Всего только три года, как вместо старой фермы-развалюхи поставили новую: стены из белого кирпича, глазастые окна, крыша шиферная, волнистая, пегая. Далеко видна новая ферма — и с проезжей дороги, и с увала, на котором стоит ее деревня Большие Ведра. Как раз о такой ферме и мечталось Анне Мукасеевой, нет, не в послевоенные годы, а уж когда окрепло хозяйство, в шестидесятые. А построили новую ферму в тот год, когда как-то неожиданно и скоро пенсия подкралась, хоть и ждала ее.
Прикатил директор совхоза Иван Саввич, пожилой человек с одутловатым лицом, но хитрыми черно-пронзительными глазами. В войну был он шибко контужен и заметно заикался, поэтому на всех собраниях-заседаниях говорил только по делу, с заминкой, будто слово по слову на лопате подавал.
Собрал доярок, посекретничал, а ее и не позвали, она даже обиделась. И, когда они там все обговорили меж собою, пригласили ее. Иван Саввич обнял, трижды поцеловал и с ходу вручил часы:
— Т-тебе за р-работу. Имен-н-ные! — и подмигнул дояркам.
Те сигнал приняли и чуть ли не хором запричитали:
— Не оставляй нас, Анна, поработай еще!.. Сколько можешь…

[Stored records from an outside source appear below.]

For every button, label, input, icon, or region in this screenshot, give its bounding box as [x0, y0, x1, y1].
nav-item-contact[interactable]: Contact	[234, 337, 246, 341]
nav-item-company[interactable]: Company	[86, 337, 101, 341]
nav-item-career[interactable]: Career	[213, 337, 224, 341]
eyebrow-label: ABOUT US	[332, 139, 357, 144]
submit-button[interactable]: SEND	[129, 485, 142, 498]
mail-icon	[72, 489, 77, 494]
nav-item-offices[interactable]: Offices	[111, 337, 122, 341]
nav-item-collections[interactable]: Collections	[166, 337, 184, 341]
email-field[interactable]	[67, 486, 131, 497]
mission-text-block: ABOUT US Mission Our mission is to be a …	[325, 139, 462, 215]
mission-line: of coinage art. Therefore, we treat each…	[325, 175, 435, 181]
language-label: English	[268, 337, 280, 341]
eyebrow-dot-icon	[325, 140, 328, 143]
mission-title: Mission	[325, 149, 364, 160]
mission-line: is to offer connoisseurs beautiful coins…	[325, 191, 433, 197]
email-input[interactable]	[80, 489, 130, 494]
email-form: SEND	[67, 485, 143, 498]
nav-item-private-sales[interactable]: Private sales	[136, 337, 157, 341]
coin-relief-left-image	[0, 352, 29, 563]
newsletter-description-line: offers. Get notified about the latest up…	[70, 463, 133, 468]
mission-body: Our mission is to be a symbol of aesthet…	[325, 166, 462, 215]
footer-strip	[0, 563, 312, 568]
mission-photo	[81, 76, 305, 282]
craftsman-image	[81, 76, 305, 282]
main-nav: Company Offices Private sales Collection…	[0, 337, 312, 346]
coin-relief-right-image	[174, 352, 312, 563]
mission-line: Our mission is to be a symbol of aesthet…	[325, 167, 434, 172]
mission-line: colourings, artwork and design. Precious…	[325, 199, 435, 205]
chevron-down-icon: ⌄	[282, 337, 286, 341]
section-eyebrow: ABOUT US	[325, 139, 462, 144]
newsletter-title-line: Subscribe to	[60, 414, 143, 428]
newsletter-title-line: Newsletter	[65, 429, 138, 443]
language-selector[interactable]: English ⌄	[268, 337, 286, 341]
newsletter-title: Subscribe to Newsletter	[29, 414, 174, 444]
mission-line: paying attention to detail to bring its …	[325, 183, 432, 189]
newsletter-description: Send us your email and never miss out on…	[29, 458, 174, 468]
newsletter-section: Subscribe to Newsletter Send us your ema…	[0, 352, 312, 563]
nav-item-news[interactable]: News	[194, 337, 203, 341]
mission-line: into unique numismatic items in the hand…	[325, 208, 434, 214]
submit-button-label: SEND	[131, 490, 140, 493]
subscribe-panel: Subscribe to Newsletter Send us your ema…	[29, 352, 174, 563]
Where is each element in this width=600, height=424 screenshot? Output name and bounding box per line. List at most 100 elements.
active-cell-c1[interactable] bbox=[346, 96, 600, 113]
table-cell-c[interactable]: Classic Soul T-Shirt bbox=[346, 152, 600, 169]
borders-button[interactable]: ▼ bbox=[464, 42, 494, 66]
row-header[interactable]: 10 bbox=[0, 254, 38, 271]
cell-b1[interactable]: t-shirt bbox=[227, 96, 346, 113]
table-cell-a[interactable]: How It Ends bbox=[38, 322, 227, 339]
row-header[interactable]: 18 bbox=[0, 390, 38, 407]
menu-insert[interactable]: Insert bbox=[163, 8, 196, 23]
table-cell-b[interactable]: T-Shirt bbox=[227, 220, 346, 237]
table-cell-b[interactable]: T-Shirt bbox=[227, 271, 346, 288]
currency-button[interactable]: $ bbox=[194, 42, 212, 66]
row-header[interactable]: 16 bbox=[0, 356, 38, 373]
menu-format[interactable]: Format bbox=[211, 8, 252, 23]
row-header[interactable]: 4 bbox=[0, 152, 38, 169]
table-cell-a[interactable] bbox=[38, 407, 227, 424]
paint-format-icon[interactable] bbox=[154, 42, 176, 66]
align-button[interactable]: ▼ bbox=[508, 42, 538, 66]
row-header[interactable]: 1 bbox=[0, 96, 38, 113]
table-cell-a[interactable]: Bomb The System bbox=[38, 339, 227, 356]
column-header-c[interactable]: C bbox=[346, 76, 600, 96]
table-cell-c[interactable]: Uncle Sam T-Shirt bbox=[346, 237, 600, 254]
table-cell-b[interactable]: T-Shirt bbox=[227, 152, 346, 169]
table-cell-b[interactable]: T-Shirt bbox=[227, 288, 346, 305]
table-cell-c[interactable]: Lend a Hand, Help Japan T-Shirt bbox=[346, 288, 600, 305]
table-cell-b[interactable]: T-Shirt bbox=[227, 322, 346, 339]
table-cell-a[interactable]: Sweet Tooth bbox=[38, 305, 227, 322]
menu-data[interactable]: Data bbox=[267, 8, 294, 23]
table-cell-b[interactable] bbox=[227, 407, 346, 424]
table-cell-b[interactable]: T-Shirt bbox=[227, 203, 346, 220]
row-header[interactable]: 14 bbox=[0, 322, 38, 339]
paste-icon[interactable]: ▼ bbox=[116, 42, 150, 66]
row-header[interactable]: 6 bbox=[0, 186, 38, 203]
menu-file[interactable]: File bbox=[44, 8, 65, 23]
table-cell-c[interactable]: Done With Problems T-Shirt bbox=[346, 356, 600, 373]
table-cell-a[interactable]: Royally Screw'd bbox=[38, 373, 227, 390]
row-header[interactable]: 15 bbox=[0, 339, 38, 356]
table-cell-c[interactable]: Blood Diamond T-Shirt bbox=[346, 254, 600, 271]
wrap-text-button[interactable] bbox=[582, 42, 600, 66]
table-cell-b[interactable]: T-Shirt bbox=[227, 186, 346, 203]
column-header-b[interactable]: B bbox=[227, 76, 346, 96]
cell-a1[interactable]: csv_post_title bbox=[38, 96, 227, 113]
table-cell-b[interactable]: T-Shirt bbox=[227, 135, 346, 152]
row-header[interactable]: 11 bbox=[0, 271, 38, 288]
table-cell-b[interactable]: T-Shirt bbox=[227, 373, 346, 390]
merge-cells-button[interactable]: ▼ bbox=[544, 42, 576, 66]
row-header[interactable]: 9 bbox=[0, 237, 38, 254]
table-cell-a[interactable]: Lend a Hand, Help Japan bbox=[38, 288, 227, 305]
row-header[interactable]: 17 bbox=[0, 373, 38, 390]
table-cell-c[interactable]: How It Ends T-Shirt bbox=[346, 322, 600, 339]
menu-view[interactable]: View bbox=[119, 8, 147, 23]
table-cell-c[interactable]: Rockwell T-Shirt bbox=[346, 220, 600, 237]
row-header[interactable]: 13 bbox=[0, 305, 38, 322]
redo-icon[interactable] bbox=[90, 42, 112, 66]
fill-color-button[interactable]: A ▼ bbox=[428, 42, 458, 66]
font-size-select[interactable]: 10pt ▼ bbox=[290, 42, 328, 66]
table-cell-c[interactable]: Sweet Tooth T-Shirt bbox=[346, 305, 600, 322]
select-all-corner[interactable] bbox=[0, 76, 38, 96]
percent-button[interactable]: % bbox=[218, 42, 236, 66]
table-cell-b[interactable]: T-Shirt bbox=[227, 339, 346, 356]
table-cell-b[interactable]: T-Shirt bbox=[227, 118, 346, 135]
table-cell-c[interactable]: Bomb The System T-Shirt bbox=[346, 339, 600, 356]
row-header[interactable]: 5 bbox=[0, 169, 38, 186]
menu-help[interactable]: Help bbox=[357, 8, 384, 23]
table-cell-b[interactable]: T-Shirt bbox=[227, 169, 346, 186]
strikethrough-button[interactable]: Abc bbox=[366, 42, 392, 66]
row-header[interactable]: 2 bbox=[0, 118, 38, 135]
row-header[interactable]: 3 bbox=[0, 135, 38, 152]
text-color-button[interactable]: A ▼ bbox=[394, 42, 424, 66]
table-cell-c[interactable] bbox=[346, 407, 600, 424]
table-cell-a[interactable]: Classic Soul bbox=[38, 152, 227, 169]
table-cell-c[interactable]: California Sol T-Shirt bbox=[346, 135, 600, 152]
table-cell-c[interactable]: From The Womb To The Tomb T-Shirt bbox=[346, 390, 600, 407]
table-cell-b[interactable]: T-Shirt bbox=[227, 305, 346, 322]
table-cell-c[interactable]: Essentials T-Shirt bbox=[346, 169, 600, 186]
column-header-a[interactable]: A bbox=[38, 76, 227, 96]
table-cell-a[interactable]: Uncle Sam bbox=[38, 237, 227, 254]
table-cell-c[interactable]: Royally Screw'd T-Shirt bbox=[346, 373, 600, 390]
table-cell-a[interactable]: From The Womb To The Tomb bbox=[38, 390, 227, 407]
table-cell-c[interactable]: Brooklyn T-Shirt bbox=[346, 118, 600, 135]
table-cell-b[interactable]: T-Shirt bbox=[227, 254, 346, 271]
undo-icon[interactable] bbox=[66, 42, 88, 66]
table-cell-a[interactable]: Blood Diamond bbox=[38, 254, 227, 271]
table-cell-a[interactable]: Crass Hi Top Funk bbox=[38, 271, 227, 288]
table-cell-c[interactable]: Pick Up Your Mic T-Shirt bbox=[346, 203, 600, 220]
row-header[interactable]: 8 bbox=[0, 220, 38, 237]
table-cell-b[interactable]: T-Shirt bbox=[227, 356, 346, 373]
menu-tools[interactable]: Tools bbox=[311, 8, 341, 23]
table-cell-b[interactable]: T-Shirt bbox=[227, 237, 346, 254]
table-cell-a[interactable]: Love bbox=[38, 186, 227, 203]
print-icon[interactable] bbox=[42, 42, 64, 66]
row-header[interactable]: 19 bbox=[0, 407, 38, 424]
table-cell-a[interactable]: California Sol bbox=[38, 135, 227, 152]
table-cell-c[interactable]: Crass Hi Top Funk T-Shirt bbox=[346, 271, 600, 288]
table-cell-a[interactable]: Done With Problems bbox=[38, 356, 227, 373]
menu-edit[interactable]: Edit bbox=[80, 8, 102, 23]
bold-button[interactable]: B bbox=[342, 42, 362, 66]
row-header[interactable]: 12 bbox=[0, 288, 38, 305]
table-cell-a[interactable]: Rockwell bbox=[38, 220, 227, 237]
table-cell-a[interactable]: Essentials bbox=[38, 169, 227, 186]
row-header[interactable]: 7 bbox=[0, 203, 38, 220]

Она задохнулась, слезы брызнули из глаз. Тут вот и свое словцо вставил директор, в самый что ни на есть горячий момент:
— Т-ты наша л-лучшая доярка. Уйдешь — н-некому твоих к-коровок передать. П-поработай еще.
И она осталась.
К удивлению Анны, новую ферму доверчиво и дружно обжили и птицы: воробьи — те зимой забирались даже вовнутрь теплого помещения, и как приятно было дояркам, еще сонным, в темную рань начинать дойку, когда сквозь шумные коровьи вздохи, звяканье цепей, людские сердитые и ласковые голоса над головой где-то вверху, под балками, на поперечных перекладинах, раздавались приветливые отчетливые голоски: «чирик-чив… чирик-чив»; летом и зимой кружатся-вертятся тут звонкоголосые галки с серебряными воротничками на шейках, воркуют сизари, под крышей слепили гнезда ласточки, от весны к весне глиняных чашечек становилось все больше, и сейчас ласточки со щебетом резвились и над двором, и за двором, иные чуть не задевали Анну.
«Это вы, касатки, не иначе как добрую весть хотите мне передать, а я сама знаю: сынок мой приезжает, со всем своим семейством приезжает», — подумала она, и теплая волна радости толкнулась в материнское сердце.
Ферма — на южной околице деревни, к ней пробита дорога, каждое лето ее подживляют, да не по одному разу, песком и гравием, шлаком, но трактора безжалостно разбивают ее, колея все ниже и ниже опускается. Почти никто из доярок ни осенью, ни зимой, не говоря уж о лете, не ходит этой дорогой: у каждой своя тропа. И у Анны тоже.
3
Сразу за воротами она повернула вправо и шла пока общей тропой среди зарослей крапивы, лопухов, пустырника, пижмы; на малиновые кубышечки лопухов, на мохнатые жестко-колючие сиреневые верхушки пустырника с легким жужжанием деловито садились и взлетали пчелы; ярко-желтые цветы пижмы походили на точеные пуговки (как бы они украсили детскую рубашонку!); по грудь в этом диком травяном разливе утонул куст ивы; там, в лиственной густели, она знала, гнездились малиновки, пели они нежно, сладостно, задевали сердце, и, случалось, Анна замедляла шаг, стояла какое-то мгновение, чтобы подольше послушать птичек.